Conventional cooling towers consume roughly 2.6 million gallons of water per megawatt per year. NVIDIA's closed-loop dry-cooler design reduces that to near zero in favorable climates — requiring chillers for only about 1% of annual operating hours in some geographies.

Ali Heydari, NVIDIA's Director of Data Center Cooling and Infrastructure, stated: "Under NVIDIA's DSX reference design for AI factories, we've eliminated substantial electricity usage and nearly all water consumption."

Here's what we know so far about the financial impact: Omega Technology reports that a 50-megawatt hyperscale facility transitioning to this architecture can save more than $4 million annually in combined energy and water costs.

How is Rubin's architecture different from previous liquid-cooled servers?

Previous liquid-cooled servers used hybrid approaches. GPUs and CPUs got cold plates, but other components still relied on air cooling and finned heat sinks. Rubin's thermal engineering team redesigned the entire cooling loop so liquid reaches every component.

The sealed front panel replaces perforated bezels. Systems that previously occupied six rack units now fit in two. Noise drops from 85-plus decibels — a level requiring hearing protection — to near-silent operation.

Who must switch to liquid cooling, and when?

NVIDIA stated that all cloud service providers and data center operators building systems for the Rubin platform must complete their transition to liquid cooling. There is no hybrid option for Rubin infrastructure.

Richard Whitmore, President and CEO of Schneider Electric, put it plainly: "Once the power consumption of a single chip reaches a certain threshold, liquid cooling ceases to be optional — it becomes essential." Motivair, Schneider Electric's advanced cooling division, is named as an ecosystem partner in the Rubin rollout.

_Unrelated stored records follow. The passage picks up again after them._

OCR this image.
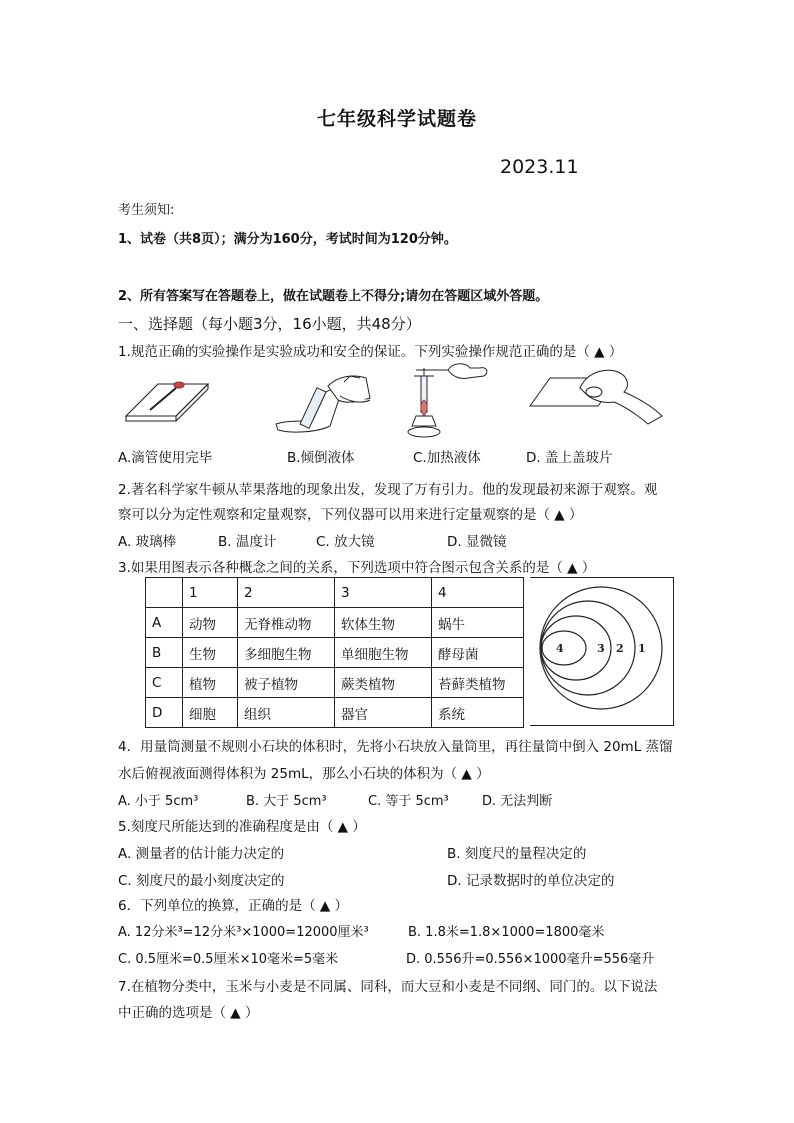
七年级科学试题卷
2023.11
考生须知:
1、试卷（共8页）；满分为160分，考试时间为120分钟。
2、所有答案写在答题卷上，做在试题卷上不得分;请勿在答题区域外答题。
一、选择题（每小题3分，16小题，共48分）
1.规范正确的实验操作是实验成功和安全的保证。下列实验操作规范正确的是（ ▲ ）
A.滴管使用完毕	B.倾倒液体	C.加热液体	D. 盖上盖玻片
2.著名科学家牛顿从苹果落地的现象出发，发现了万有引力。他的发现最初来源于观察。观
察可以分为定性观察和定量观察，下列仪器可以用来进行定量观察的是（ ▲ ）
A. 玻璃棒	B. 温度计	C. 放大镜	D. 显微镜
3.如果用图表示各种概念之间的关系，下列选项中符合图示包含关系的是（ ▲ ）
	1	2	3	4
A	动物	无脊椎动物	软体生物	蜗牛
B	生物	多细胞生物	单细胞生物	酵母菌
C	植物	被子植物	蕨类植物	苔藓类植物
D	细胞	组织	器官	系统
4	3 2 1
4．用量筒测量不规则小石块的体积时，先将小石块放入量筒里，再往量筒中倒入 20mL 蒸馏
水后俯视液面测得体积为 25mL，那么小石块的体积为（ ▲ ）
A. 小于 5cm³	B. 大于 5cm³	C. 等于 5cm³	D. 无法判断
5.刻度尺所能达到的准确程度是由（ ▲ ）
A. 测量者的估计能力决定的	B. 刻度尺的量程决定的
C. 刻度尺的最小刻度决定的	D. 记录数据时的单位决定的
6．下列单位的换算，正确的是（ ▲ ）
A. 12分米³=12分米³×1000=12000厘米³	B. 1.8米=1.8×1000=1800毫米
C. 0.5厘米=0.5厘米×10毫米=5毫米	D. 0.556升=0.556×1000毫升=556毫升
7.在植物分类中，玉米与小麦是不同属、同科，而大豆和小麦是不同纲、同门的。以下说法
中正确的选项是（ ▲ ）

The shift is also reshaping where investment flows in AI infrastructure. Analysts at Guojin Securities noted that the bottleneck for AI computing capacity is moving from chip supply to power and thermal management supply. As GPU and ASIC power consumption rises, constraints are extending into power distribution, cooling, and on-site energy generation — not just chips and servers.

This infrastructure shift connects to broader trends in AI infrastructure costs and the physical demands of scaling AI compute. It also parallels the kind of systemic build-out decisions being made by AI robotics companies and enterprise tech teams using AI for complex analysis.

What are the key numbers from the Rubin cooling announcement?

• 45°C — maximum coolant operating temperature
• 55°C — coolant exit temperature after absorbing chip heat
• 2.6 million gallons — water consumed per megawatt per year by conventional cooling-tower systems
• ~0% — water consumption target for Rubin in favorable climates (chillers needed ~1% of the year)
• 40% — share of data center electricity that cooling can consume
• ~4% — cooling energy cost reduction per 1°C increase in chiller plant temperature
• $4 million+ — annual savings for a 50-megawatt facility switching to liquid cooling
• 3x — rack density increase (6U systems reduced to 2U)

When does Rubin go into mass production?

According to NVIDIA's public press release from early June 2026, the Vera Rubin platform is scheduled to officially begin mass production and shipments this autumn.